The acting CEO of ISC2, Debra Taylor, cited economic conditions as one possible driver of this increase in the talent gap.

"As economic conditions continue to impact workforce investment, this year's Cybersecurity Workforce Study underscores that many organizations are putting their cyber teams under significant strain, risking burnout and attrition as job satisfaction rates fall," Taylor said.

In its study, NSF found that unemployment rates among cybersecurity workers were extremely low compared to its estimates of the number of workers in the field, with an estimate of between 2,500 to 74,000 individuals, putting the unemployment rate for the field between 1% and 2%.

What might be driving the gap

The NSF report also analyzed data on the education pipeline for cybersecurity professionals, finding that it was growing quickly and producing graduates at every degree level, from certificates to Ph.D.s.

The rapid growth "could constitute evidence that the United States does not lack a quantity of new workers and that, instead, the workforce gap is driven by other factors, such as an unclear pipeline and lack of clear data about the skills, knowledge, and credentials needed in the workforce," according to the NSF report.

The researchers who wrote the report also interviewed cybersecurity workers and industry leaders as part of the task.
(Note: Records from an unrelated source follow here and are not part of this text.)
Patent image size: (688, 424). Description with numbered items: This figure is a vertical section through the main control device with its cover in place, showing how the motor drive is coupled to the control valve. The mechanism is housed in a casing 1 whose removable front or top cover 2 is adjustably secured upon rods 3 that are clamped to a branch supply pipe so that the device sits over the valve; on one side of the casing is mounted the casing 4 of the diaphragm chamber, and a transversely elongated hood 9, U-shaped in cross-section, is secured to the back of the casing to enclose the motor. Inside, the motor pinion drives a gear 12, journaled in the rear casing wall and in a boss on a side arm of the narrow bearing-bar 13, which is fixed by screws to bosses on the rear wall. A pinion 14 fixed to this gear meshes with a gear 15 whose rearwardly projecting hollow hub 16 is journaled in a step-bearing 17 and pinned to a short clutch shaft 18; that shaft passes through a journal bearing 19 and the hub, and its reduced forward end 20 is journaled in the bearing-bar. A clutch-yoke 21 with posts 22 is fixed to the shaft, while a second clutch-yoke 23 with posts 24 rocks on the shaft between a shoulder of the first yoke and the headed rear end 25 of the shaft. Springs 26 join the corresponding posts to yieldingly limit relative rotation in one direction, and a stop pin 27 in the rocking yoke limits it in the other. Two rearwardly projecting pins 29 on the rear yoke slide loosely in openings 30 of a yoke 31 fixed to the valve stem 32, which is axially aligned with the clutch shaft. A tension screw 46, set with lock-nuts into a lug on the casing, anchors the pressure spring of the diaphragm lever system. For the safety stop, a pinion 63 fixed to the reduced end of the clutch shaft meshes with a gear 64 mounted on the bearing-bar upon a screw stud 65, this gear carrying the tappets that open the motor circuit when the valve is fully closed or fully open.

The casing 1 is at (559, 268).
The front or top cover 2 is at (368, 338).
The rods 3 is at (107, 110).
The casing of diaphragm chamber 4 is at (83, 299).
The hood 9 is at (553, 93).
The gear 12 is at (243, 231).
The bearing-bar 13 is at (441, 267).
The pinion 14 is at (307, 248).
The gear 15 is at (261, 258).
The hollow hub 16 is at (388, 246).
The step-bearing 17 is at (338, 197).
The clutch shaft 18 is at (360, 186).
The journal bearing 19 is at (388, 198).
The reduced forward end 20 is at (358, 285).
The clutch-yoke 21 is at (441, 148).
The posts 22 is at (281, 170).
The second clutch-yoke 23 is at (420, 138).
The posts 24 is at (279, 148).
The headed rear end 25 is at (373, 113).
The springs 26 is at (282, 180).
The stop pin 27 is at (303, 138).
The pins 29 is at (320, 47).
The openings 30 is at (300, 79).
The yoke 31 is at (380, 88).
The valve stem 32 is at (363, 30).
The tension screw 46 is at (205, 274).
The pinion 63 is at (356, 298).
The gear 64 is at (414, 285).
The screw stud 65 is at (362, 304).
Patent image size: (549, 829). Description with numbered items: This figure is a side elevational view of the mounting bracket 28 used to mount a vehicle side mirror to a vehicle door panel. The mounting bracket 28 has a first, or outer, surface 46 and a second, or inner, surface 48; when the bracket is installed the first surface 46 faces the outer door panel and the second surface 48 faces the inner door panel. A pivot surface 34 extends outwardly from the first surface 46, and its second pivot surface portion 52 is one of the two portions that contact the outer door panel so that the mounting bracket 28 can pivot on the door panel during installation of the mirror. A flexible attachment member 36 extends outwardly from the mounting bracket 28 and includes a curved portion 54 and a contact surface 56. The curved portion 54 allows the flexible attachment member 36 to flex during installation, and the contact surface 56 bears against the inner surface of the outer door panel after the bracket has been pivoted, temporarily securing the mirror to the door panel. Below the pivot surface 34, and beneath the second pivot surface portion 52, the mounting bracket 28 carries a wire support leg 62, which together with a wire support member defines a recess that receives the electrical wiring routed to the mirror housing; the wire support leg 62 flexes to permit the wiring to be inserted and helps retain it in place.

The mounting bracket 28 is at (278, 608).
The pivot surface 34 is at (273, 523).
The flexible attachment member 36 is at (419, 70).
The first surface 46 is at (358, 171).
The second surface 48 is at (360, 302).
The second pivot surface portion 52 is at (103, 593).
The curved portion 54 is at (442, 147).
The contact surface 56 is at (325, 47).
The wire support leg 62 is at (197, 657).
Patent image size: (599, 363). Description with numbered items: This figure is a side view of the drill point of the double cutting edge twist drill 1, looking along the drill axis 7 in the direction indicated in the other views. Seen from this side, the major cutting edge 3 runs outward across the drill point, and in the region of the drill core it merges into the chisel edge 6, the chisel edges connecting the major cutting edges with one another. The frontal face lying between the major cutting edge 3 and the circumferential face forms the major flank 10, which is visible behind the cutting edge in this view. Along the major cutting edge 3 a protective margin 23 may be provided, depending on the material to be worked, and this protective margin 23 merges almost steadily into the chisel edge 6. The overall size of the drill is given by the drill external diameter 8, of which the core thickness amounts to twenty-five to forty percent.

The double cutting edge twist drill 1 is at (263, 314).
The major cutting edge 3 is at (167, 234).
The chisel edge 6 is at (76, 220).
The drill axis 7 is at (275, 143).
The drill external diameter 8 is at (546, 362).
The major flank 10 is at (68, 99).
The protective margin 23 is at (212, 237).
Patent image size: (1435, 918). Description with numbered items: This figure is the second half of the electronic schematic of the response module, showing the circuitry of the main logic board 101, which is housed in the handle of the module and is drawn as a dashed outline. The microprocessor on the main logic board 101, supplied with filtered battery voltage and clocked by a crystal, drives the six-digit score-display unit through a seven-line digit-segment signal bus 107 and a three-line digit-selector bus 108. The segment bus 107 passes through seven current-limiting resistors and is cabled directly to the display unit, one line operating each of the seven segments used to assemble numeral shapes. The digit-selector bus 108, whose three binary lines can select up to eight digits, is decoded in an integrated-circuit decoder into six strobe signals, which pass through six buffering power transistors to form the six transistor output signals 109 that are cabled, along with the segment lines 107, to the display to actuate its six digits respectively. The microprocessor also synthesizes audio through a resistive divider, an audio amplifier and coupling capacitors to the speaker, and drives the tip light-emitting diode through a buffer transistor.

Interviewees emphasized that job openings frequently require work experience in an adjacent computer science job. Industry leaders surveyed said that experience levels, work roles, credentials and certifications required vary widely and are not consistent across cybersecurity jobs.

Social media comments by cybersecurity specialists also revealed frustrations around the work and educational experience that employers require of entry-level cyber professionals. A post about the U.S. job market for cybersecurity, made on the Reddit community for cybersecurity last year, garnered many comments about the entry level market being "completely saturated" and mid- to upper-level jobs being more competitive.

One user commented that the market for entry-level positions is fine, so long as the applicant has a master's degree and 10 years of experience.